Ein vierter Virus (nicht der letzte überhaupt) kann nur noch angedeutet werden. Er löst die Drittmittelhysterie aus, die alle technischen und naturwissenschaftlichen Studiengänge begünstigt. Dahinter steckt ein übler gesellschaftlicher Trend, der das, was man die hart erkämpfte Freiheit von Forschung und Lehre genannt hat, im Kern sabotiert. Die Forschungen werden am Markt orientiert, an Abnahme- und Zahlungsbereitschaften. Schon greift das Symptom der Scham derer um sich, deren Forschungsergebnisse und Publikationen sich nicht in eingeworbenen Drittmitteln ausdrücken lassen, und nicht nur Scham – schlimmer noch: die begründete Sorge von Besoldungsverminderungen. Genau das, wodurch die Universitäten des Abendlandes ihre beispiellose Karriere beginnen konnten, nämlich durch garantierte Unabhängigkeit, ist heute offensichtlich in Gefahr.

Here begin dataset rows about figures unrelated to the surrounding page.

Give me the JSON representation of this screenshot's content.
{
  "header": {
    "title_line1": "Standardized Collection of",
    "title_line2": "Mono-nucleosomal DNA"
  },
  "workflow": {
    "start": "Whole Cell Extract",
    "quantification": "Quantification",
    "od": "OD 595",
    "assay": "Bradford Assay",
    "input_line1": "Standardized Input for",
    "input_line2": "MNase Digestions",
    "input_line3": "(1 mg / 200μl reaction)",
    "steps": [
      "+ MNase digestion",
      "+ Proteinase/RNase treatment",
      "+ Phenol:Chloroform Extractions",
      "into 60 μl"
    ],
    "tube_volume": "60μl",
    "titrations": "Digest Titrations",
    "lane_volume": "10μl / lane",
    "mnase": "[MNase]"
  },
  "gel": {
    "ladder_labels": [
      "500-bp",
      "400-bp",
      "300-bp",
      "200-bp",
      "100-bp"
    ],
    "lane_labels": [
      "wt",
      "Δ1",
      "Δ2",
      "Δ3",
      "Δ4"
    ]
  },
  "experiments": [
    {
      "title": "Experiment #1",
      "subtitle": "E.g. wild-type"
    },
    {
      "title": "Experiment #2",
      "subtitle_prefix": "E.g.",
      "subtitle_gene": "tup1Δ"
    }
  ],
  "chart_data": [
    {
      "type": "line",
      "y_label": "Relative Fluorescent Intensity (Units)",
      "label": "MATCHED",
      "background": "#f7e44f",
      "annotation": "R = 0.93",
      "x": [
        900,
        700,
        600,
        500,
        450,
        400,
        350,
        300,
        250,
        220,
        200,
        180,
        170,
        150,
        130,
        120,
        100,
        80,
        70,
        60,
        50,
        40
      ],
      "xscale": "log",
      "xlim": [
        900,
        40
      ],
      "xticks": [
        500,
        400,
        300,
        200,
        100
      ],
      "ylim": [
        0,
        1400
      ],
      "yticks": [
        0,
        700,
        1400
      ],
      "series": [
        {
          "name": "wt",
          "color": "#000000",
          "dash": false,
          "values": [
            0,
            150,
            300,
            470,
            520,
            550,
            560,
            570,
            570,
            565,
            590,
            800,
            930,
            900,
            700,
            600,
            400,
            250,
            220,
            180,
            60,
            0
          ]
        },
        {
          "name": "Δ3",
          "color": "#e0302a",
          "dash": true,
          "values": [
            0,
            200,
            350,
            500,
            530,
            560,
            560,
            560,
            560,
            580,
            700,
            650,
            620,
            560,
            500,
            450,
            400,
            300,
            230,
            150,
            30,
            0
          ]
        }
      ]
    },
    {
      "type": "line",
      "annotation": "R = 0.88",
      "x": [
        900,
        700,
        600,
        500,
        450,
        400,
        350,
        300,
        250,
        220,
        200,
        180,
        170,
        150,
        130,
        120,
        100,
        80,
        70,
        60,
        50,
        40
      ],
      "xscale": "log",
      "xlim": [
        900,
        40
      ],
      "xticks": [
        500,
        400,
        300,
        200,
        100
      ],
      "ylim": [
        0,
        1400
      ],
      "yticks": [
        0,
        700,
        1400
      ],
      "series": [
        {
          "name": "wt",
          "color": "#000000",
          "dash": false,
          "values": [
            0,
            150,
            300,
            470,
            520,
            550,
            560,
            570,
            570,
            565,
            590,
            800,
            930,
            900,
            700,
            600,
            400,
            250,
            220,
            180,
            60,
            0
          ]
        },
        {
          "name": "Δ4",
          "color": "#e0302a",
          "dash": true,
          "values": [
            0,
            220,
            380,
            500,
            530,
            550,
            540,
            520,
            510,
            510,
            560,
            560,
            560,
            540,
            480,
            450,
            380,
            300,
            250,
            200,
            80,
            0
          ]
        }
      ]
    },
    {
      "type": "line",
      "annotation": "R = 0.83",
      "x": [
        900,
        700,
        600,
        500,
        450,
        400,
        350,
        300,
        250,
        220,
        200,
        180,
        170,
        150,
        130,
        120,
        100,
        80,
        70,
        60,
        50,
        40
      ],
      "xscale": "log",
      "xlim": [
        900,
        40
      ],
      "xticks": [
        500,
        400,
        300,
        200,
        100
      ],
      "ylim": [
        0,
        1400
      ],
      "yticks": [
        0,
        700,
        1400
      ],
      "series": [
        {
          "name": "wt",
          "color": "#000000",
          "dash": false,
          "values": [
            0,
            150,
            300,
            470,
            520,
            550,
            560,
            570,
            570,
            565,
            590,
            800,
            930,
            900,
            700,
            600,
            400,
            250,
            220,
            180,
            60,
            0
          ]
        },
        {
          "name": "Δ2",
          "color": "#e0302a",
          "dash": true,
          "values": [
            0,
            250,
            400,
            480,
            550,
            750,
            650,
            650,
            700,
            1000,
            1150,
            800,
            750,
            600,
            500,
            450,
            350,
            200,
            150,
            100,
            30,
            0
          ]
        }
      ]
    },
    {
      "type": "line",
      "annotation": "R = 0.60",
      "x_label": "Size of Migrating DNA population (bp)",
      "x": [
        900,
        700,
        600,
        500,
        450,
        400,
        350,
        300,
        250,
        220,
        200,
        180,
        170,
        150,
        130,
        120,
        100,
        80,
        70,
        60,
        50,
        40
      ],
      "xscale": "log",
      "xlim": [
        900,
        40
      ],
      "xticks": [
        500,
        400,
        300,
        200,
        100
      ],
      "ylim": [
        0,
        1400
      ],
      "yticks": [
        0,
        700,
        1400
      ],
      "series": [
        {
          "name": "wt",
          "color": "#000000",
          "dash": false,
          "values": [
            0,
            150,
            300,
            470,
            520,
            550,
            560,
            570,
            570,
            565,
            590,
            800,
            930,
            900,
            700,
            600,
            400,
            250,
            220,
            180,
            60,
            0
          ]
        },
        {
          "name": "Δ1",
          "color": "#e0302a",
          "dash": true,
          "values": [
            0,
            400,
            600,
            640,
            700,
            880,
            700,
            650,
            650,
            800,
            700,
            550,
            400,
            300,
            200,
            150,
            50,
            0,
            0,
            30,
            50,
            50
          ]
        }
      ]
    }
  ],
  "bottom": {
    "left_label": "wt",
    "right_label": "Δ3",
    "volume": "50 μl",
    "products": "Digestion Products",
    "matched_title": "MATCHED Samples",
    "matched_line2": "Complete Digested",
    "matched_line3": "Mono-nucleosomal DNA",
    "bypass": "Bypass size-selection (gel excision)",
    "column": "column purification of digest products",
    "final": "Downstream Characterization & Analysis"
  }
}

Einst wanderten die Scholaren auf gefahrvollen Wegen durch ganz Europa, um ebendiese Unabhängigkeit zu finden. Manche Neugründungen von Universitäten sind diesen Wanderungen, diesen Suchen (die oft Fluchten waren vor Abhängigkeiten) zu verdanken. Nun begibt man sich freiwillig, gehorsam, ja beinahe demütig in diese Abhängigkeiten hinein. Gebrütet wird über Leitbildern (als wäre dies wirklich eine auch nur annäherungsweise anspruchsvolle intellektuelle Aufgabe); man erwartet zaghaft das Donnergrollen der Rankings (als wären Verlautbarungen von Massenmedien die Dekaloge unserer Zeit); man evaluiert auf Teufel komm raus und sieht nicht, dass er wirklich aus dem Kasten springen könnte; um Drittmittel wird getanzt wie um das Goldene Kalb, und es ist zu erwarten, dass demnächst Leuchtschriften um die Gebäude der Hochschulen laufen, auf denen verzeichnet wird, wer wann wo und wodurch solche Mittel eingeworben hat. Immerhin wäre es Drittmittel in beliebiger Höhe wert, fände sich jemand, der ein Virenschutzprogramm für Hochschulen entwickelte.